Back to this statement:
I agree that there's always a signature that is as generic as possible, but I don't believe it is unique. Specifically, the code allowed by this signature:
fn func<'c>(a: &'c i32, b: &'c i32) -> &'c i32
is the same as that allowed by this signature (not a subset):
fn func<'a, 'b, 'c>(a: &'a i32, b: &'b i32) -> &'c i32
where
'a: 'c,
'b: 'c,
If I'm wrong, please show a counterexample (preferably some code that compiles with one but not with the other). If that's not what you meant, sorry for rambling!
I do like the puzzle, by the way. Hopefully many people will try it themselves and then read the thread to find out what the differences are.
Yes, I realized that the examples are not good and am even given up to fix it. Anyways, you can simply change the references to &mut T it will enforce invariancy, no need to use nested references.

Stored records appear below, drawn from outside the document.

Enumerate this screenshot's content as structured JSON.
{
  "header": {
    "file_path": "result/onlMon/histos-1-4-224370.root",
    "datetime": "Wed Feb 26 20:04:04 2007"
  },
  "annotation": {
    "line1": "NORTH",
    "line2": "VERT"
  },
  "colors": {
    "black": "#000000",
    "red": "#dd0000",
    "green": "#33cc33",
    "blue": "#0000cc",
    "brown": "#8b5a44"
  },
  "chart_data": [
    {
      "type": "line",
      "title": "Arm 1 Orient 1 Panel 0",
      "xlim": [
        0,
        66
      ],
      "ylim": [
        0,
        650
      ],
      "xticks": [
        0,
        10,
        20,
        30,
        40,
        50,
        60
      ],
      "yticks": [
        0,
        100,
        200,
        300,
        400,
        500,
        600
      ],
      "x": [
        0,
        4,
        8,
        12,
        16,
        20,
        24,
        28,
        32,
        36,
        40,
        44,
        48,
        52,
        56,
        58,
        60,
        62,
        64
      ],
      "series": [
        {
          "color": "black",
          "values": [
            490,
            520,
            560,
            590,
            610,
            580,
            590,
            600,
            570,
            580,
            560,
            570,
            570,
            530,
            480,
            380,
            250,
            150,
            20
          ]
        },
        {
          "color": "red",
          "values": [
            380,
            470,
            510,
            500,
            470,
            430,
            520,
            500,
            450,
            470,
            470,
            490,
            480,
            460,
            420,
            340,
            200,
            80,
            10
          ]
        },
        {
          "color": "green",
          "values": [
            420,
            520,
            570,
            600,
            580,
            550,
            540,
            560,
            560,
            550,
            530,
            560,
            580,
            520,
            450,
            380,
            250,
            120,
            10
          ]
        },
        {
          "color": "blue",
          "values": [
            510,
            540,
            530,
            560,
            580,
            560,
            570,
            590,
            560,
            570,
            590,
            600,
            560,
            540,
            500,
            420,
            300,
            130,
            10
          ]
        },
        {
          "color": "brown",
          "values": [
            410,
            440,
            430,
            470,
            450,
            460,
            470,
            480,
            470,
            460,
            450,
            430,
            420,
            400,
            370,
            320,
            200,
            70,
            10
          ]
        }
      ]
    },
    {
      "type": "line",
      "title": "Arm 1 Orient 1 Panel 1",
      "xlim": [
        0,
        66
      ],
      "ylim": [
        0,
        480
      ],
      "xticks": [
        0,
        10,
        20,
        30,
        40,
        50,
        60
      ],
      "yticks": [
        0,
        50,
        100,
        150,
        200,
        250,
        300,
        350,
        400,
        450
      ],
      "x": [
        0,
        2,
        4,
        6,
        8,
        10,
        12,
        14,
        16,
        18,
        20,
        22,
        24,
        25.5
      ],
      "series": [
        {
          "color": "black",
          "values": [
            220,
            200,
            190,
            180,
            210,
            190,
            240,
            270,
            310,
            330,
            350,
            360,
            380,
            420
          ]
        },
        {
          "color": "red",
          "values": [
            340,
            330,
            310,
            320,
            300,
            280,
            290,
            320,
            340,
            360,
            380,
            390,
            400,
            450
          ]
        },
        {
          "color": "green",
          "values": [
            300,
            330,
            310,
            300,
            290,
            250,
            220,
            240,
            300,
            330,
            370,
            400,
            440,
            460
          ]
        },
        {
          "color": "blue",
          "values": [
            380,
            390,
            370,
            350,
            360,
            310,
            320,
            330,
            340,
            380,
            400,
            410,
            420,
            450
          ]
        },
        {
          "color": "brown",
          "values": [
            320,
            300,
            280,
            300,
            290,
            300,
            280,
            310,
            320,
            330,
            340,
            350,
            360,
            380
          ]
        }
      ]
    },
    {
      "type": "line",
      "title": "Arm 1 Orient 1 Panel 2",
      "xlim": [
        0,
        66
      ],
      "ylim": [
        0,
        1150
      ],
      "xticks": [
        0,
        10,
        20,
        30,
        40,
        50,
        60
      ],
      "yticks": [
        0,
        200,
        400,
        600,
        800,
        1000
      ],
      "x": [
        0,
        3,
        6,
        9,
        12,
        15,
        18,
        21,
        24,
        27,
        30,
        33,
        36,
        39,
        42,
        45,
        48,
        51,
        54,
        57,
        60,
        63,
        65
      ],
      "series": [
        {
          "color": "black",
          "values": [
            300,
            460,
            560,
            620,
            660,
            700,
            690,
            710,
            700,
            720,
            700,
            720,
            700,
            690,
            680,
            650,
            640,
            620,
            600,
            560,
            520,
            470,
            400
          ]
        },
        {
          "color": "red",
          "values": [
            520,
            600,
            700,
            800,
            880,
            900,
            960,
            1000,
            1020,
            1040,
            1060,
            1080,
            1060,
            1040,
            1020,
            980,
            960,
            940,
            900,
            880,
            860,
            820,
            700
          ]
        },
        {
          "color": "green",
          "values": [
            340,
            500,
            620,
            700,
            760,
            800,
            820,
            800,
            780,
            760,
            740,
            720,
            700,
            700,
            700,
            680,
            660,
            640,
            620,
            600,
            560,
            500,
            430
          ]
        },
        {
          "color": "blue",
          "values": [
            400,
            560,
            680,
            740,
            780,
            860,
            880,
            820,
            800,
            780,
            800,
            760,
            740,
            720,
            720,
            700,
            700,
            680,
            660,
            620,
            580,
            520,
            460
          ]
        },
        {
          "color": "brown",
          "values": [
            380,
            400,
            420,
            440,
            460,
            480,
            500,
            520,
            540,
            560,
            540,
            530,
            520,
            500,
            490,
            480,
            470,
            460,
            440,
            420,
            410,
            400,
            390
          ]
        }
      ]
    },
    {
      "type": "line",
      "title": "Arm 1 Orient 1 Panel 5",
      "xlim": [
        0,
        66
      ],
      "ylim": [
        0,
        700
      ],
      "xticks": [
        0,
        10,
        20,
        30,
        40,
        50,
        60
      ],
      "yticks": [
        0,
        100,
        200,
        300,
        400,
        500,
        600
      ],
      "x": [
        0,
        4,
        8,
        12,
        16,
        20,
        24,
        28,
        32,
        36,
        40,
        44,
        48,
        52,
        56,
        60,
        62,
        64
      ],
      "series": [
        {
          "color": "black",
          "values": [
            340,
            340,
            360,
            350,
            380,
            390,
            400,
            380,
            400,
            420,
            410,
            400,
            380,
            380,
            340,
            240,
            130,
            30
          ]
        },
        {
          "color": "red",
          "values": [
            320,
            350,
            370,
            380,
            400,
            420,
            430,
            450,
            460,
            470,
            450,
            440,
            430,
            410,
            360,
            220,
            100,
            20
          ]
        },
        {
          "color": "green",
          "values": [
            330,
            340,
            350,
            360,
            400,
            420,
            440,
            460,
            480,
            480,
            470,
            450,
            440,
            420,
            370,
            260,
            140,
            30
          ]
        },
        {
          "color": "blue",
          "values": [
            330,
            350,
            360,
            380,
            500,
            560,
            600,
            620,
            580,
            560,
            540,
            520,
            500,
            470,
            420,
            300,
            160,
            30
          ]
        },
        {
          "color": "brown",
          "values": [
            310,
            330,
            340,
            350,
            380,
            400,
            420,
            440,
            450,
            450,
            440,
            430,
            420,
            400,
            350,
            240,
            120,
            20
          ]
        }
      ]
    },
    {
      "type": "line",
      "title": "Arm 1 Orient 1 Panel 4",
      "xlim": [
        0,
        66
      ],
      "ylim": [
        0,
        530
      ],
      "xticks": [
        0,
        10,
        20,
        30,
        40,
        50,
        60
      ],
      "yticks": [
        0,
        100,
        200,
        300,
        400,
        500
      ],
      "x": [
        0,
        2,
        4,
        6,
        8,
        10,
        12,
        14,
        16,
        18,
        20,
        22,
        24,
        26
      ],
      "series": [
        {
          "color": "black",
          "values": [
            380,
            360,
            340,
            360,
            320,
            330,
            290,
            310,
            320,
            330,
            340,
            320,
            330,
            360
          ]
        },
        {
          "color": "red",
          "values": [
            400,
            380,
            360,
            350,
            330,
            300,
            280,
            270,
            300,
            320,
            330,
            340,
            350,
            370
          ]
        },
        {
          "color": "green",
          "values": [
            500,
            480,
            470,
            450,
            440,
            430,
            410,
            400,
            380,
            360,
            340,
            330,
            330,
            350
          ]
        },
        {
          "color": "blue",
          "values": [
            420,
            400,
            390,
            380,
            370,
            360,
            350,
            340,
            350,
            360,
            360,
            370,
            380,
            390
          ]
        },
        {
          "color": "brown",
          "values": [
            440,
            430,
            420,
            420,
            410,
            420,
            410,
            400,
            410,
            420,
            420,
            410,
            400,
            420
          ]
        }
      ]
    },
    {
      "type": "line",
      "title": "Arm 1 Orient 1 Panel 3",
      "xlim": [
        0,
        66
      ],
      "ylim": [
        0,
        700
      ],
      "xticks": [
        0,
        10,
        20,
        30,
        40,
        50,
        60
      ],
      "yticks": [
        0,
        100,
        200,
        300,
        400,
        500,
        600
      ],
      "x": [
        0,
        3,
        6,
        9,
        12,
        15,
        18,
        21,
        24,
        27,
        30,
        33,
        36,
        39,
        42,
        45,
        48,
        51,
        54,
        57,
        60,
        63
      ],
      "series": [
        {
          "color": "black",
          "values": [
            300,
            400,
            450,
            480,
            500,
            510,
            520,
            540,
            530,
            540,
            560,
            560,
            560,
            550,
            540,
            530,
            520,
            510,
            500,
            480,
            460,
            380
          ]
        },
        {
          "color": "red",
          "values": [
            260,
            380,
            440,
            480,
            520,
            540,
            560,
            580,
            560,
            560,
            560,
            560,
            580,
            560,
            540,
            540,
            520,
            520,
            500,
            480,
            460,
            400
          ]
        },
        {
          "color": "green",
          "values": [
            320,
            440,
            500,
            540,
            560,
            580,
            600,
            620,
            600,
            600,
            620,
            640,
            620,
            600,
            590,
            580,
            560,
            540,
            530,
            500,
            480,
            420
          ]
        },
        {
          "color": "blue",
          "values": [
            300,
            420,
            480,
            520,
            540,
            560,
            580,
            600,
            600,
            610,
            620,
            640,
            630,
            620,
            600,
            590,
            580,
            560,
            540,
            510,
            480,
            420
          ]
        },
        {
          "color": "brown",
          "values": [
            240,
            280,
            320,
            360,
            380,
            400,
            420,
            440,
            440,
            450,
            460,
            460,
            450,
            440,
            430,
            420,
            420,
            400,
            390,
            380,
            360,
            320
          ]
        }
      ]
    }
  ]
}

My statement is a simplified version for newbies. Of cause I can further explain that "Input of input functions are output, input of output functions are input", but that is too much for them I think.
And I never talked about uniqueness. A much simpler example:
fn func(&i32);
definitely equivalent to
fn func<'a>(&'a i32);
and
fn func<'a,'b:'a>(&'a i32);
However,
fn func<'c>(a:&'c mut i32, b:&'c mut i32) -> &'c i32
is NOT equivalent to
fn func<'a:'c,'b:'c,'c>(a:&'a mut i32, b:&'b mut i32) -> &'c i32
You need to get more complicated than that: &'a mut T is still variant in 'a, although not in T. Your "not equivalent" signatures are, in fact, equivalent.
I took "in theory for any function signature there should exist exactly one such a form." to be a statement about uniqueness.
Oh.. I forgotten reborrowing. It is Copy that makes shared referencing variant, and it is reborrow makes mutable referencing so.
So the simplest form I could think of is (&mut T,), is it?
Ok I see. When I said that, I mean there is an algorithm in my head to calculate the ultimate form. Other forms that are equivalent to it, is then by coincident under other rules (copy or reborrow, or redundency, as in my simple examples above).
There's another variant using 'static -
fn func1<'a>( a: &'a i32, b: &'static i32 ) -> &'a i32
E: just saw that @trentj found the same
Hmm... I don't think so. Wrapping a type in a struct (or a tuple) doesn't hide its variance because the compiler peers inside the struct to determine its variance. Cell<&'a T> would work.
I'm also not convinced that the variance of &'a mut T is related to reborrowing, but I'm having a hard time coming up with a counterexample.
I agree - I don't think reborrows (or Copy for that matter) are related to variance at all. Afterall, variance is indicating whether you can substitute a Foo<'a> for Foo<'b> (where 'a: 'b), but a reborrow of a &'a mut Foo<'a> doesn't change the 'a inside Foo (that's actually why &mut T is invariant in the T portion - the T "remembers", as the nomicon describes it, which lifetime it contains inside).
Isn't all "codata is contravariant" means here that "if you return fn(&'b) that calls argument fn(&'a), 'b outliving 'a would be bad, e.g. if the argument wants 'static you don't want to pass something in and immediately free it"?